Currently, the club is being run by the club moderator, Mr. Richard Cordova, with the help of Mrs.Hornbeck, and the club president, Ryan Blake ’21.
The club meets on Thursdays during lunch and varying days after school at the two gardens.
The vegetable garden is by the baseball field and the flower garden is located between the Eller and Piper buildings.
“Gardening is very peaceful, it keeps your mind chill. It’s relaxing, you [can] play music and it’s such a beautiful feeling seeing a seed becoming a plant,” Mr. Cordova said.
“Gardening actually helps you take some stress from school away and opens your mind more,” Blake said.
However, the club does not solely focus on benefiting the individual.
“The proceeds from the vegetable sales usually go to fund the Kino Border Initiative, specifically, the migrants who need help,” Mrs. Hornbeck said.
“This year, the club also plans to partner with Mr. Cooper Davis ‘10’s art class, growing flowers and vegetables for the purpose of making natural dyes that can then be used to dye yarn, baskets, and other various art projects,” Mrs. Hornbeck said.
According to Mrs. Hornbeck, the gardening club uses organic alternatives and promotes genetic diversity within markets in hopes to better the Earth.
“The use of chemicals in the garden is taken very seriously,” said Mrs.
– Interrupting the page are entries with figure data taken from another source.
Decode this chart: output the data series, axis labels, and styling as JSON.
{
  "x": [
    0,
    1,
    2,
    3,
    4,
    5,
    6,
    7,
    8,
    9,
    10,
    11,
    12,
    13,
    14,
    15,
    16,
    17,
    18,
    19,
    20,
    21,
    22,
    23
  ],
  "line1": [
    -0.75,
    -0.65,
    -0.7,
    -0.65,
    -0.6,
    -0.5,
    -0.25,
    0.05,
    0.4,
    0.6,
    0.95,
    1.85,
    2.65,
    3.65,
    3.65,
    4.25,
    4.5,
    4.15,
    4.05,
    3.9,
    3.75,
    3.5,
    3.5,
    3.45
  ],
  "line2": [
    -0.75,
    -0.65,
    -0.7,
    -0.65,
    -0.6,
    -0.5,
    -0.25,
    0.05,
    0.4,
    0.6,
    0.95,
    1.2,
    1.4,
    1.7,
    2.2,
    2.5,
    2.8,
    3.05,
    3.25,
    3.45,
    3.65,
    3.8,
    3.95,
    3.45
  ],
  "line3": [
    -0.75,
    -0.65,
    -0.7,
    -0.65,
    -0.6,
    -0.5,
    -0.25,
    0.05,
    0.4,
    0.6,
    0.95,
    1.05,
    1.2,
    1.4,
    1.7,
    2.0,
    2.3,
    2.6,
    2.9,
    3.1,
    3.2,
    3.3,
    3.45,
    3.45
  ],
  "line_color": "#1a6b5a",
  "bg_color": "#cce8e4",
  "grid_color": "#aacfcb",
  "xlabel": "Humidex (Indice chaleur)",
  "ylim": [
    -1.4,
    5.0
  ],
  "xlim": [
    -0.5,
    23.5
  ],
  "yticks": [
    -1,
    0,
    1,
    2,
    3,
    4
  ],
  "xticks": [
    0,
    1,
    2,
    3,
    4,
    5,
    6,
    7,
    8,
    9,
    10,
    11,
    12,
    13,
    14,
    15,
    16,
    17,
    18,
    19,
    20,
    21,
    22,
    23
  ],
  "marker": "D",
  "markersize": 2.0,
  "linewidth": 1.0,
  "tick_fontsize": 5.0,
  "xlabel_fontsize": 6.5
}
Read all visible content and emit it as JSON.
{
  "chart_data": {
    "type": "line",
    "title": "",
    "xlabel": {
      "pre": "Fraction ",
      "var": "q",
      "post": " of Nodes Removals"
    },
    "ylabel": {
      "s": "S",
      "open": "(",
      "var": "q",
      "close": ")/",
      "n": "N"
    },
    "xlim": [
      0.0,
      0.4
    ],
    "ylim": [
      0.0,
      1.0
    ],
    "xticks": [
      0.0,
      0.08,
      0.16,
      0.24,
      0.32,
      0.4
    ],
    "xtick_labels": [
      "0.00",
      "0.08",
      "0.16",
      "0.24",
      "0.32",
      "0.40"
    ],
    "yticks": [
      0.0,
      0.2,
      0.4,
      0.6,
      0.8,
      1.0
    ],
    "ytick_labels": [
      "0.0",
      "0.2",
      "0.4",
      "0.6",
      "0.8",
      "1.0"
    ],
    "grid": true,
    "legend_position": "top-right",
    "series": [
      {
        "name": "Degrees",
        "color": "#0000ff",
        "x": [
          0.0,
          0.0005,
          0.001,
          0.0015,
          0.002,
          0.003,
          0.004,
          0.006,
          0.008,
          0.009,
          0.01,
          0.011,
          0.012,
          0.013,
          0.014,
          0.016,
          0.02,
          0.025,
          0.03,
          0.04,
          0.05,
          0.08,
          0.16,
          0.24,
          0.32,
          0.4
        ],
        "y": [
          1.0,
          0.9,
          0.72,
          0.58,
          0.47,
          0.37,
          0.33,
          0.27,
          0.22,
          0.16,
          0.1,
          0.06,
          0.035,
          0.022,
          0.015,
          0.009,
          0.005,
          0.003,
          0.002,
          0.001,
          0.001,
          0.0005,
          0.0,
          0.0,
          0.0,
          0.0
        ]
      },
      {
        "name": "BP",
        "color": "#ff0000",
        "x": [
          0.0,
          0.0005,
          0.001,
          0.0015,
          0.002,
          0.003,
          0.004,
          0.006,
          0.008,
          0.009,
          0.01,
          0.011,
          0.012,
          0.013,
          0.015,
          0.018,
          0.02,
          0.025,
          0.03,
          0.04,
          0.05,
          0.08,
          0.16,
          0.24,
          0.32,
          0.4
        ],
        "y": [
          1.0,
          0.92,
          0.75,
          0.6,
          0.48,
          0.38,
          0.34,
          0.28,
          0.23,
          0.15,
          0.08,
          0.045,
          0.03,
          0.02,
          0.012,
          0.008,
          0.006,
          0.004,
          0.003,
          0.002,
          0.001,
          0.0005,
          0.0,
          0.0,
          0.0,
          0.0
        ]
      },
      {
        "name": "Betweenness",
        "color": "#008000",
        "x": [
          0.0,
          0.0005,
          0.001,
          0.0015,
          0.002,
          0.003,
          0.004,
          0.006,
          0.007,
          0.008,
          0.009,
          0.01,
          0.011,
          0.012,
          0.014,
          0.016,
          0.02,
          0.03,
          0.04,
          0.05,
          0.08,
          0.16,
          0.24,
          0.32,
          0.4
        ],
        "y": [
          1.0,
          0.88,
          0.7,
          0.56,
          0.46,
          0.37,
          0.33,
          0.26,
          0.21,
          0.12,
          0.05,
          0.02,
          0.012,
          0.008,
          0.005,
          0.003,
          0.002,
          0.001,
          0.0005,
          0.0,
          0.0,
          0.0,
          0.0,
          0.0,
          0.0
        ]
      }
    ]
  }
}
Hornbeck. In fact, the only chemical used in the gardening club is a weed killer. It is applied to weeds once, however, this is only so as soil solarization has failed.
The University of California Division of Agriculture and Natural Resources said that solar solarization is the act of covering the soil with a tarp in order to conserve solar energy, thus causing chemical changes in the soil, preventing weeds growth.
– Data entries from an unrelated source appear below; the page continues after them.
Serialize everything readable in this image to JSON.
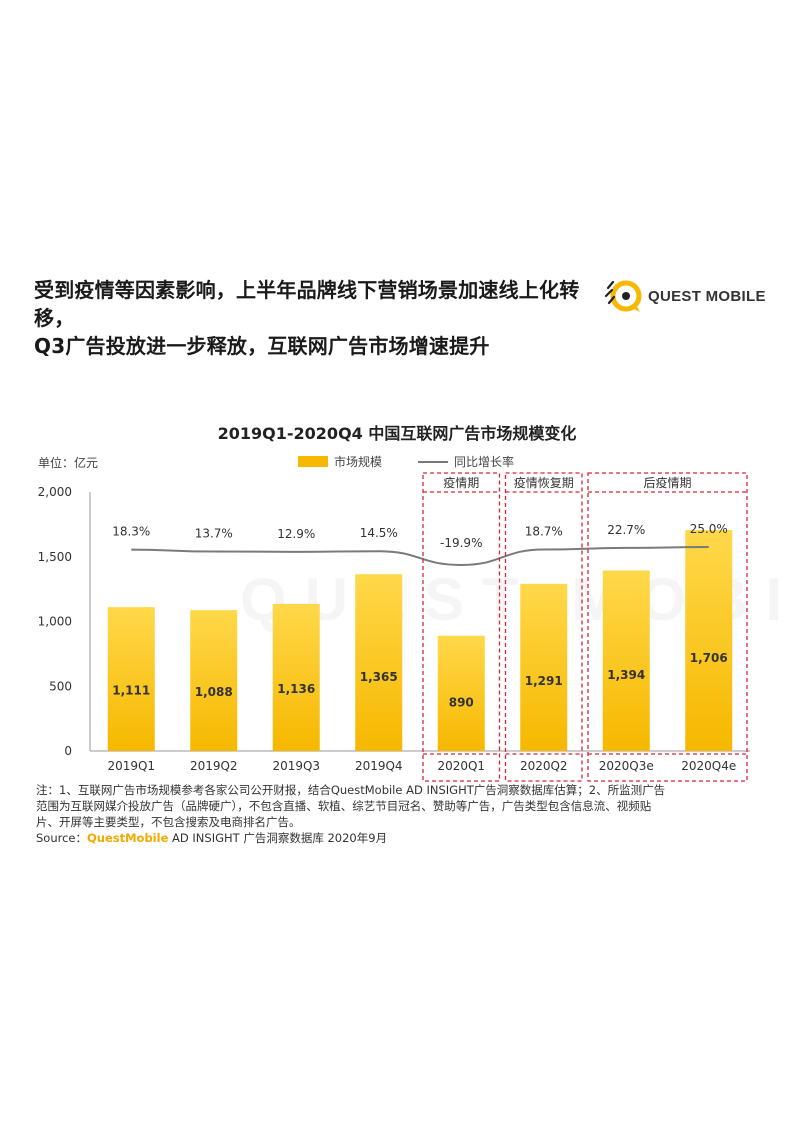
{
  "headline": {
    "line1": "受到疫情等因素影响，上半年品牌线下营销场景加速线上化转移，",
    "line2": "Q3广告投放进一步释放，互联网广告市场增速提升"
  },
  "logo": {
    "text": "QUEST MOBILE",
    "icon": "quest-mobile-logo-icon",
    "color": "#f6b800"
  },
  "legend": {
    "bar_label": "市场规模",
    "line_label": "同比增长率"
  },
  "colors": {
    "bar": "#f6b800",
    "bar_light": "#ffd84a",
    "line": "#7a7a7a",
    "dashed_box": "#d9263a"
  },
  "chart_data": {
    "type": "bar",
    "title": "2019Q1-2020Q4 中国互联网广告市场规模变化",
    "ylabel": "单位：亿元",
    "ylim": [
      0,
      2000
    ],
    "yticks": [
      "0",
      "500",
      "1,000",
      "1,500",
      "2,000"
    ],
    "categories": [
      "2019Q1",
      "2019Q2",
      "2019Q3",
      "2019Q4",
      "2020Q1",
      "2020Q2",
      "2020Q3e",
      "2020Q4e"
    ],
    "series": [
      {
        "name": "市场规模",
        "type": "bar",
        "values": [
          1111,
          1088,
          1136,
          1365,
          890,
          1291,
          1394,
          1706
        ],
        "labels": [
          "1,111",
          "1,088",
          "1,136",
          "1,365",
          "890",
          "1,291",
          "1,394",
          "1,706"
        ]
      },
      {
        "name": "同比增长率",
        "type": "line",
        "values": [
          18.3,
          13.7,
          12.9,
          14.5,
          -19.9,
          18.7,
          22.7,
          25.0
        ],
        "labels": [
          "18.3%",
          "13.7%",
          "12.9%",
          "14.5%",
          "-19.9%",
          "18.7%",
          "22.7%",
          "25.0%"
        ]
      }
    ],
    "annotations": [
      {
        "label": "疫情期",
        "categories": [
          "2020Q1"
        ]
      },
      {
        "label": "疫情恢复期",
        "categories": [
          "2020Q2"
        ]
      },
      {
        "label": "后疫情期",
        "categories": [
          "2020Q3e",
          "2020Q4e"
        ]
      }
    ],
    "grid": false
  },
  "notes": {
    "line1": "注：1、互联网广告市场规模参考各家公司公开财报，结合QuestMobile AD INSIGHT广告洞察数据库估算；2、所监测广告",
    "line2": "范围为互联网媒介投放广告（品牌硬广），不包含直播、软植、综艺节目冠名、赞助等广告，广告类型包含信息流、视频贴",
    "line3": "片、开屏等主要类型，不包含搜索及电商排名广告。",
    "source_prefix": "Source：",
    "source_brand": "QuestMobile",
    "source_rest": " AD INSIGHT 广告洞察数据库 2020年9月"
  }
}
“The gardening club was not able to utilize soil solarization because the water source does not turn off (the water would disrupt chemical processes) without turning off the nearby buildings,” Mrs. Hornbeck said.
The gardening club also practices composting, evident as the Office of Faith and Justice regularly collects used coffee grounds to later incorporate within the soil according to Mrs. Hornbeck.
With the help of Mr. Patrick Dunkin, owner of Dunkin Traders, the gardening club is able to grow heirloom seeds. These seeds are not typically in stores as they have been replaced by their mass-produced counterparts according to Mrs. Hornbeck.
By allowing more diverse plants to grow, the garden club hopes to get more people to try new foods. They want to be a way in which people can be open to growth according to Mrs. Hornbeck .
While the gardening club does its best to work for others, its biggest problem lies with the members. They need more. As Blake said, “Turnup at Thursday” and that “it’ll bee grape.”